Thursday 14 January 2016

Beowulf - 'Episode 1'

Lady Blacksmith, Dead Stuntcasting, Sir Not Appearing in Episode 1, Beowulf, Thoroughly Modern Millie, Cheeky McSidekick, Prince Sneerface and the Queen
As the opening credits of Beowulf : Return to the Shieldlands begin and animated gripping beasts crawl across stylised Viking artwork, one thing is clear: This series really wants to be Game of Thrones.

Young Beowulf puts an axe in a troll's head after it kills his father, and is adopted by Hrothgar, King of Heorot (pronounced 'Eret', apparently.) Years later, after being banished for reasons which remain obscure for almost the entire episode (he didn't get on with his less capable foster brother Prince Sneerface and the Queen clearly knew that he was actually Hrothgar's son,) he returns to pay his last respects to the dead king. There's a fight and we meet the Queen, grown up Prince Sneerface and his healer girlfriend Thoroughly Modern Millie*. The Queen is, it turns out, now the Thane of Heorot, part of a sweeping tide of feminism which also sees a female blacksmith and TMM as the chief healer.

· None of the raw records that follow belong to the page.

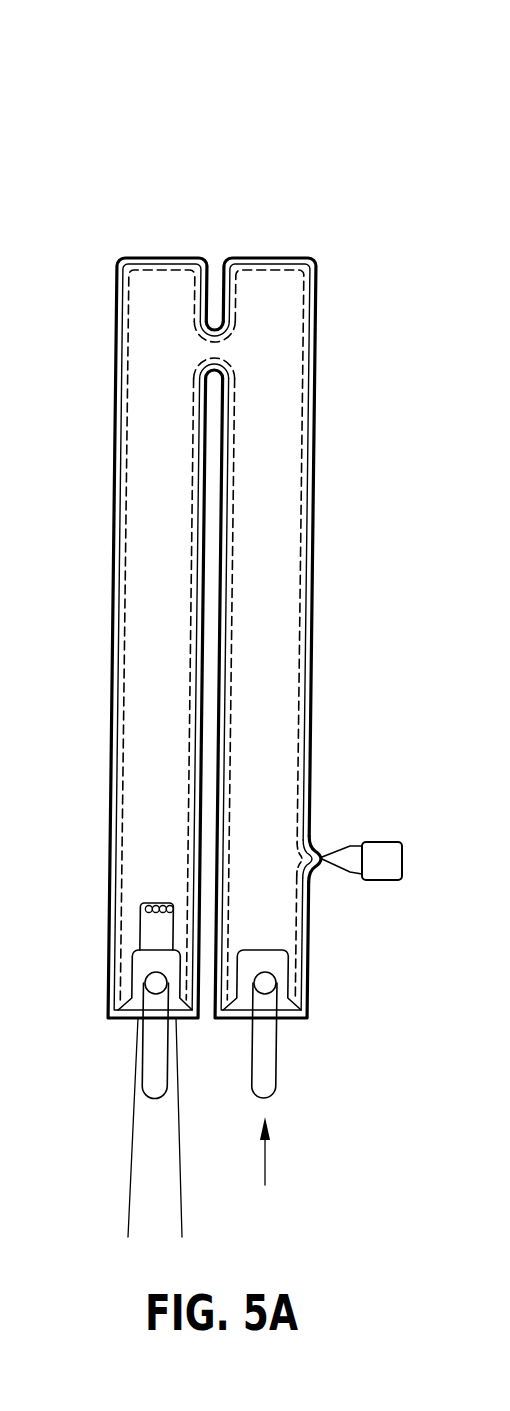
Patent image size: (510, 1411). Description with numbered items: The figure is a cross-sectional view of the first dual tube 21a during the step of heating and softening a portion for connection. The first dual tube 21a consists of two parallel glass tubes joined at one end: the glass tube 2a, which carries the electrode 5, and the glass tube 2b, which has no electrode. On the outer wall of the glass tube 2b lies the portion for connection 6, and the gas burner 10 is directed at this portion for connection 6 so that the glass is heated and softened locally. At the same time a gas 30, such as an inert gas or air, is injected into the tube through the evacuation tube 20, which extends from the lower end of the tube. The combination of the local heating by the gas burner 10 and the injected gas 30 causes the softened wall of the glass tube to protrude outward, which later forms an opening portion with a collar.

The first dual tube 21a is at (235, 606).
The glass tube 2a is at (160, 296).
The glass tube 2b is at (270, 292).
The electrode 5 is at (150, 903).
The portion for connection 6 is at (315, 878).
The gas burner 10 is at (380, 850).
The evacuation tube 20 is at (150, 1082).
The gas 30 is at (268, 1170).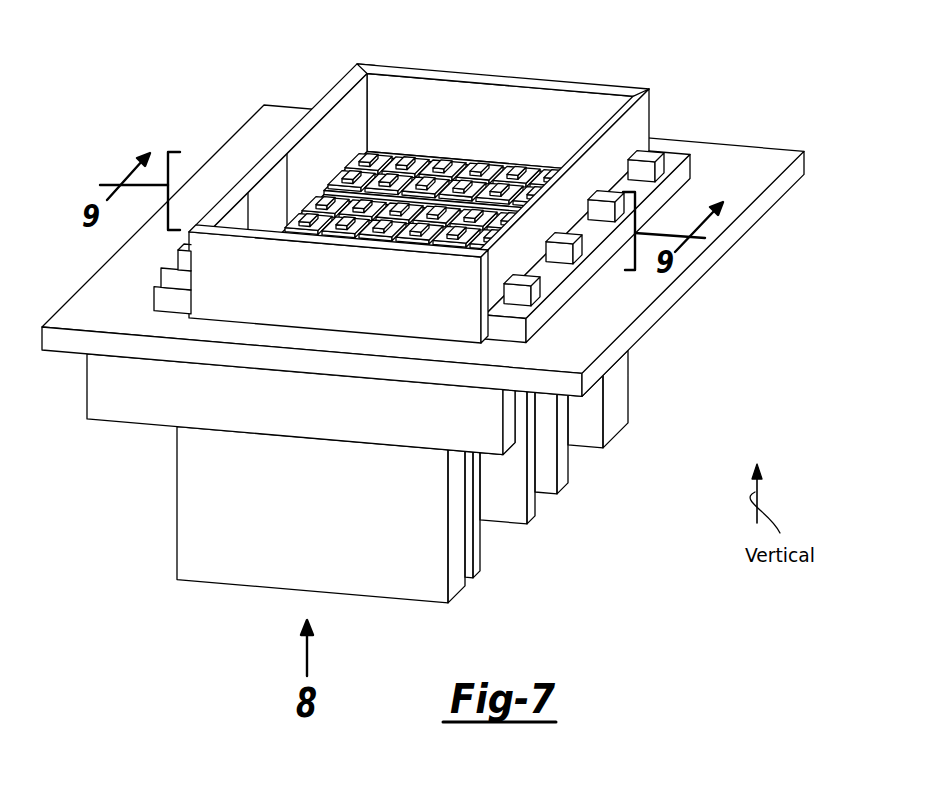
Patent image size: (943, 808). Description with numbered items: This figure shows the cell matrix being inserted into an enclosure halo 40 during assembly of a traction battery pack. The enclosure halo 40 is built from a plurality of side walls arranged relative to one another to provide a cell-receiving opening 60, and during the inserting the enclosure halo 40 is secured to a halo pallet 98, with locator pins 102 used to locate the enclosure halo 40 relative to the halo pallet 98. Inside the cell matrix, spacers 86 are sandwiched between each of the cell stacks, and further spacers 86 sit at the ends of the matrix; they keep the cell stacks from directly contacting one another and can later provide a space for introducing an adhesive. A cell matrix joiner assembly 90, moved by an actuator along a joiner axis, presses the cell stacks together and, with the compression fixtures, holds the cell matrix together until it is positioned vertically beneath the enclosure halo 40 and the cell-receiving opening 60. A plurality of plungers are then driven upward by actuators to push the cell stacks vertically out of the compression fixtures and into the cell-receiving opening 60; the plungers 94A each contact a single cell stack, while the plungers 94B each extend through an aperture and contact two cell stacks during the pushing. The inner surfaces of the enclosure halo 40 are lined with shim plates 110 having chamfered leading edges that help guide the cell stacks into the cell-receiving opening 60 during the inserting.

The enclosure halo 40 is at (628, 127).
The cell-receiving opening 60 is at (434, 98).
The spacers 86 is at (362, 195).
The cell matrix joiner assembly 90 is at (114, 397).
The plungers 94A is at (457, 562).
The plungers 94B is at (487, 530).
The halo pallet 98 is at (730, 167).
The locator pins 102 is at (543, 288).
The shim plates 110 is at (348, 118).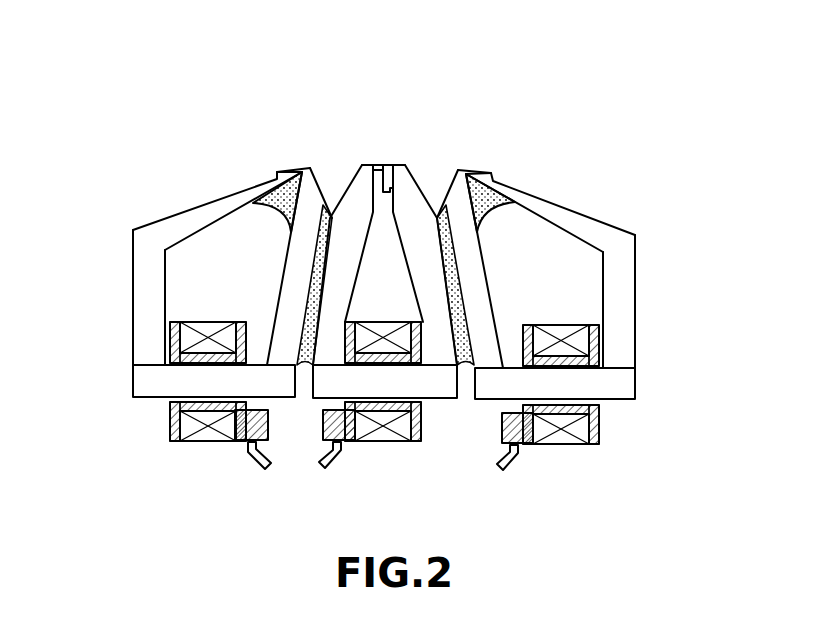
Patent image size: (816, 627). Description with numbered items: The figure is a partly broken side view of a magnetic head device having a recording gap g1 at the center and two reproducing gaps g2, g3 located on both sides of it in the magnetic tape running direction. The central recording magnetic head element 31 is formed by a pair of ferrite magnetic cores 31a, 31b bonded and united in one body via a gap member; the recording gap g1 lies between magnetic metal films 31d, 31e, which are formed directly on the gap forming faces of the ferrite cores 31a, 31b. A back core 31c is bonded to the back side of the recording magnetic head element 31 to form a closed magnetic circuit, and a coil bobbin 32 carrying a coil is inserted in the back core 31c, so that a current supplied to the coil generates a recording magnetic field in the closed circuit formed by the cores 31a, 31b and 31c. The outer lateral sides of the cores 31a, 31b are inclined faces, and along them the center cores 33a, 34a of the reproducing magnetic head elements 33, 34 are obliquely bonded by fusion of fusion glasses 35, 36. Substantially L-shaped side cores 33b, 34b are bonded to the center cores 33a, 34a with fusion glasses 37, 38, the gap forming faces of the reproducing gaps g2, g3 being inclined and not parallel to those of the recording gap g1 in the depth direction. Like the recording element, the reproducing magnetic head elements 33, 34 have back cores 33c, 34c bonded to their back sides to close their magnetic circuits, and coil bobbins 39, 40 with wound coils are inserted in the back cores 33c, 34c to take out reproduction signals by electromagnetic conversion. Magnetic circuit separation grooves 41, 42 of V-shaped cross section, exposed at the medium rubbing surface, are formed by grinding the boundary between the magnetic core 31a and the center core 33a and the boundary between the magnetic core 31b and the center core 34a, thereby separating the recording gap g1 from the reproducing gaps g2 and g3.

The recording magnetic head element 31 is at (406, 278).
The magnetic core 31a is at (350, 182).
The magnetic core 31b is at (415, 180).
The back core 31c is at (438, 400).
The magnetic metal film 31d is at (372, 165).
The magnetic metal film 31e is at (397, 166).
The coil bobbin 32 is at (347, 450).
The reproducing magnetic head element 33 is at (196, 328).
The center core 33a is at (295, 243).
The side core 33b is at (145, 300).
The back core 33c is at (140, 379).
The reproducing magnetic head element 34 is at (570, 323).
The center core 34a is at (478, 253).
The side core 34b is at (630, 303).
The back core 34c is at (625, 388).
The fusion glass 35 is at (310, 292).
The fusion glass 36 is at (458, 280).
The fusion glass 37 is at (253, 203).
The fusion glass 38 is at (508, 218).
The coil bobbin 39 is at (243, 443).
The coil bobbin 40 is at (525, 445).
The magnetic circuit separation groove 41 is at (321, 205).
The magnetic circuit separation groove 42 is at (445, 180).
The recording gap g1 is at (386, 166).
The reproducing gap g2 is at (312, 167).
The reproducing gap g3 is at (472, 175).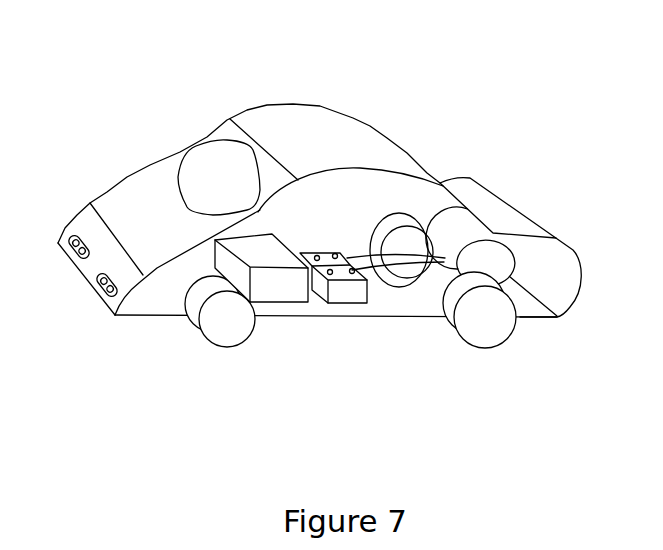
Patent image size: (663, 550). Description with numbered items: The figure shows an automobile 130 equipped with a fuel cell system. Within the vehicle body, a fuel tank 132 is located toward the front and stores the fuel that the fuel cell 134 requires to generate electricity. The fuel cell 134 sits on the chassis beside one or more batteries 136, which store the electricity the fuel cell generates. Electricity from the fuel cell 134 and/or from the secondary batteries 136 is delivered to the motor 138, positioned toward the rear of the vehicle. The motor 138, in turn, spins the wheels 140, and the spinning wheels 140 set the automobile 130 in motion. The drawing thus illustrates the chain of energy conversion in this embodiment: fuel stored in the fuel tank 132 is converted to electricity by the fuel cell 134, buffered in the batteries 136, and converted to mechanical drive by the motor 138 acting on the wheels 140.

The automobile 130 is at (475, 143).
The fuel tank 132 is at (162, 296).
The fuel cell 134 is at (280, 305).
The batteries 136 is at (345, 299).
The motor 138 is at (448, 256).
The wheels 140 is at (492, 344).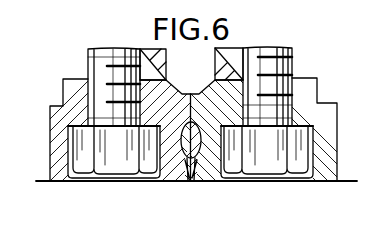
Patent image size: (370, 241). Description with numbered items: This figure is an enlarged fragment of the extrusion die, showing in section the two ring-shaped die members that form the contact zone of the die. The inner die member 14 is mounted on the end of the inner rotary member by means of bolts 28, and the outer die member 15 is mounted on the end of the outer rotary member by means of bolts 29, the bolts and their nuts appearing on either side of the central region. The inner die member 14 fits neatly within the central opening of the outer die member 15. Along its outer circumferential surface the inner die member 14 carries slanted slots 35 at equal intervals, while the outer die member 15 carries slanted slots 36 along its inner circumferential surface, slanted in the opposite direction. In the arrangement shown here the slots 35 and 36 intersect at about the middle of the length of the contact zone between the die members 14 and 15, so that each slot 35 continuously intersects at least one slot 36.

The inner die member 14 is at (57, 168).
The outer die member 15 is at (321, 168).
The bolts 28 is at (114, 160).
The bolts 29 is at (264, 158).
The slanted slots 35 is at (186, 181).
The slanted slots 36 is at (200, 181).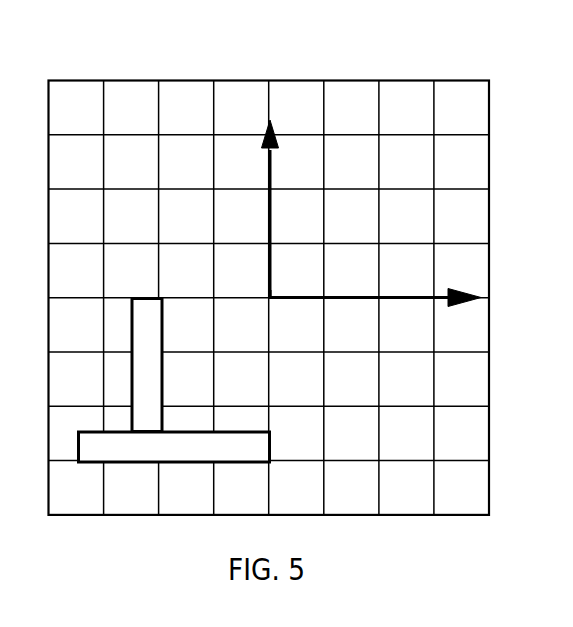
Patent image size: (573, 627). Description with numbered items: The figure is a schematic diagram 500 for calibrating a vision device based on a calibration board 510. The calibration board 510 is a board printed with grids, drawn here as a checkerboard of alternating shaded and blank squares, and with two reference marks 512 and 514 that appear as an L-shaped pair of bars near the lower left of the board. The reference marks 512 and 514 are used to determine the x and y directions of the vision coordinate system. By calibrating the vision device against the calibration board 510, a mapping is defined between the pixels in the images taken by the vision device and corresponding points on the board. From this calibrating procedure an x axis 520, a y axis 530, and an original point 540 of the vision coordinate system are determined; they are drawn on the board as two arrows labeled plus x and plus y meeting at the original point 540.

The schematic diagram 500 is at (184, 40).
The calibration board 510 is at (400, 80).
The reference mark 512 is at (236, 431).
The reference mark 514 is at (150, 298).
The x axis 520 is at (404, 297).
The y axis 530 is at (272, 203).
The original point 540 is at (272, 294).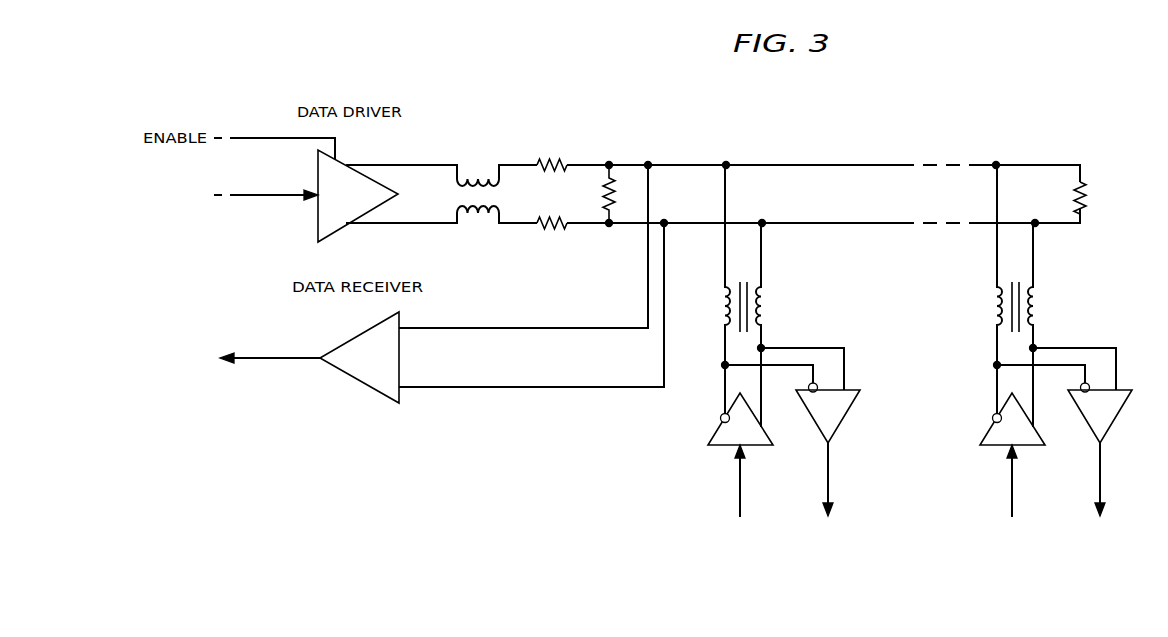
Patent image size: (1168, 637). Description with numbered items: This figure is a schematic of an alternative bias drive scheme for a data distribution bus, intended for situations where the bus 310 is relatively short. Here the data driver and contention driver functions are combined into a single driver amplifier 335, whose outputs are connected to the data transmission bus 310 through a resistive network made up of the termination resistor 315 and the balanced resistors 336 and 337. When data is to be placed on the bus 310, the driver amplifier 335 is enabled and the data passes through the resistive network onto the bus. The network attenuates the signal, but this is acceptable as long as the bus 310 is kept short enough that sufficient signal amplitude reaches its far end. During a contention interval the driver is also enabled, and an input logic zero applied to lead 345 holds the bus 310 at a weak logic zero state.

The data distribution bus 310 is at (910, 204).
The termination resistor 315 is at (594, 194).
The driver amplifier 335 is at (318, 174).
The balanced resistor 336 is at (552, 153).
The balanced resistor 337 is at (552, 211).
The lead 345 is at (273, 198).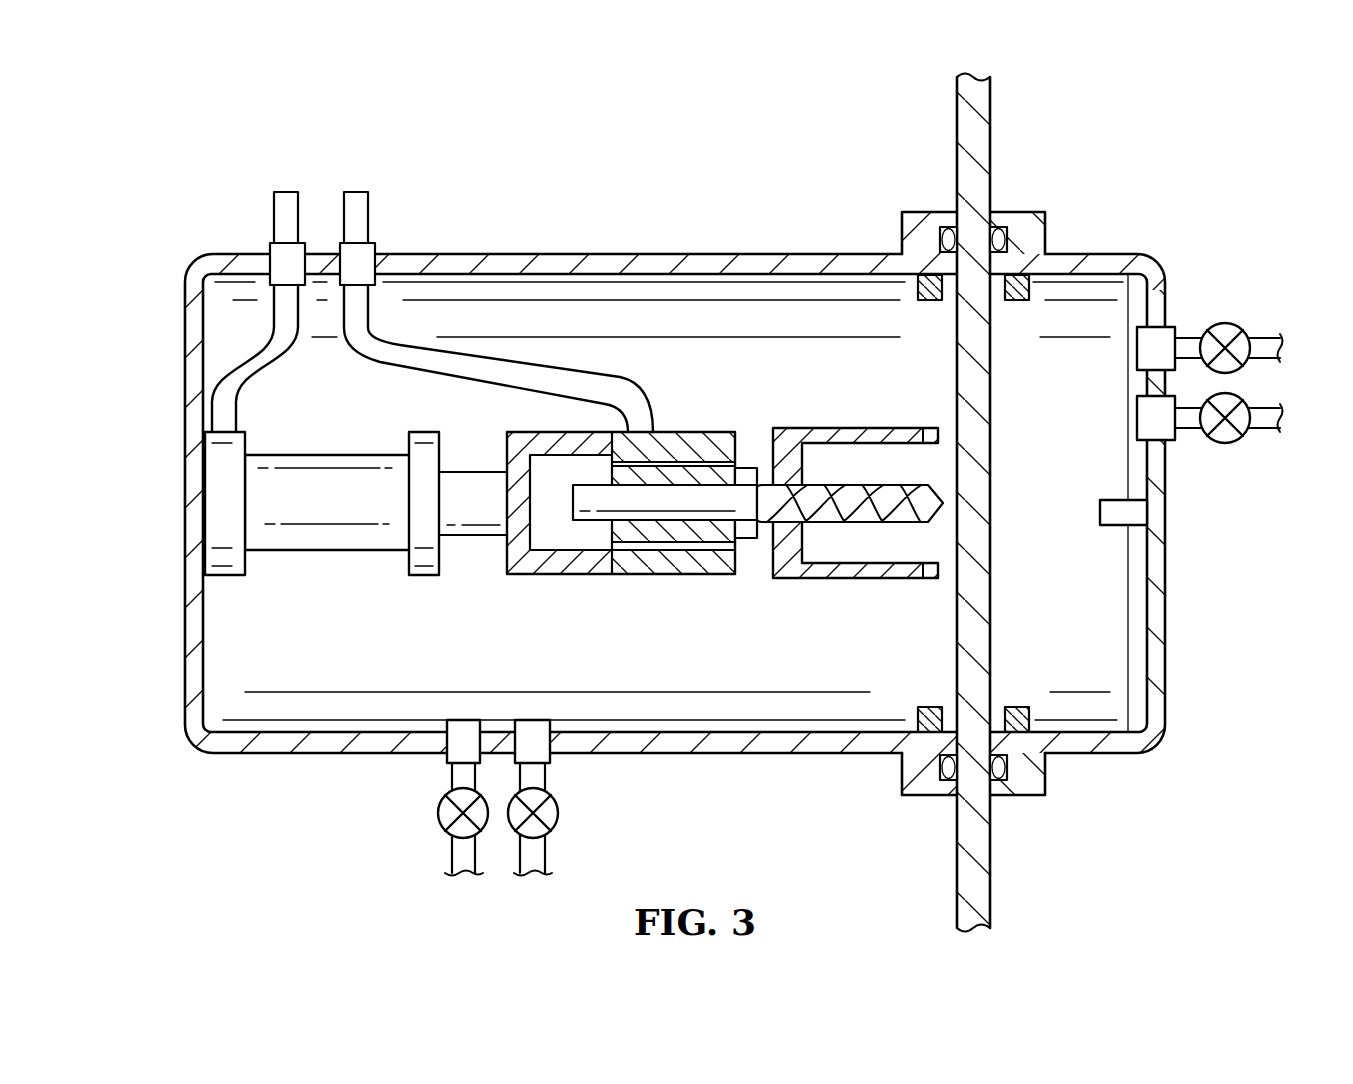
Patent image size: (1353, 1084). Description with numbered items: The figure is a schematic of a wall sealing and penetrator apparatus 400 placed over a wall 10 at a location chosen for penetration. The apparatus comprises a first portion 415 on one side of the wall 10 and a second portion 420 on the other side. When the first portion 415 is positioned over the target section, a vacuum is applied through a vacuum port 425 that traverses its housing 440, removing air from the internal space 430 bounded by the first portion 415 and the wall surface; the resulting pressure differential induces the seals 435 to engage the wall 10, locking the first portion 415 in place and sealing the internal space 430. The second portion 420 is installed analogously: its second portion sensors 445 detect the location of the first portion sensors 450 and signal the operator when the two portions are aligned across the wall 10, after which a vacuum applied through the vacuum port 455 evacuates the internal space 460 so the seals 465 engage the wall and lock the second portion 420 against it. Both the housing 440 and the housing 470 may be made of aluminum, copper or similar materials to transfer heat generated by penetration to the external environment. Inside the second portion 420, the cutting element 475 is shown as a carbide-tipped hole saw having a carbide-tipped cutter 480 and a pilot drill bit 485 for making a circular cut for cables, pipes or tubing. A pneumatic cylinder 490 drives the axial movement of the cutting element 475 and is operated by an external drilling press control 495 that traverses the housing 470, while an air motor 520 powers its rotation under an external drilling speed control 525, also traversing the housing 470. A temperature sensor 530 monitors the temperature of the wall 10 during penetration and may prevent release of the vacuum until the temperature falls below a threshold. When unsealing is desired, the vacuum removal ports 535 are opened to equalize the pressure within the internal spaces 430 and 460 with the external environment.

While Beowulf's rogue Cheeky McSidekick marries the blacksmith's mum so that... All right, I'm not sure on this one. It might just be to annoy the blacksmith. He doesn't seem set on settling down at all. Anyway, while that is going on, Beowulf find the Reeve murdered, apparently by a mudborn - a sort of goblin-ape - which runs off chasing TMM while Prince Sneerface is busy arresting Beowulf for murder. Cheeky McSidekick interrupts the execution and they hare off to rescue TMM, although the mudborn isn't trying to hurt her, instead saving her from a barghest (a hybrid of wolf and CGI) and seemingly trying for some King Kong action.) It gets in a fight with Beowulf and loses half a hand.

Back at the ranch, TMM goes all CSI Heorot and discovers that the Reeve was actually stabbed, and apparently using a weapon with a round profile, which honestly ought to be pretty easy to track down in nth century Denmark**. You'd think someone might have checked that before condemning the man with only flat-bladed weapons.

Beowulf: Return to the Shieldlands is not desperately bad - by which I mean it's a lot better than, say, Olympus, more or less the definition of damning with faint praise - but it's not anything resembling good. The acting is decent, the plot has a few twists, and the fights are okay - when the camera isn't juddering with each impact, which could really get old - but there's nothing much to distinguish it and on the whole it's - so far - pretty standard and predictable fare. It really, really wants to be Game of Thrones, but in many ways represents everything that Game of Thrones is a reaction to, from intrusively modern sensibilities to the small, core cast and straightforward plotting.

* So, obviously the names haven't impacted on me in this thing, and healer chick is the ridiculously liberal one speaking the modern sensibilities.
** The blurb says Britain, and since Beowulf clearly isn't a Geat I can't swear that Heorot hasn't moved.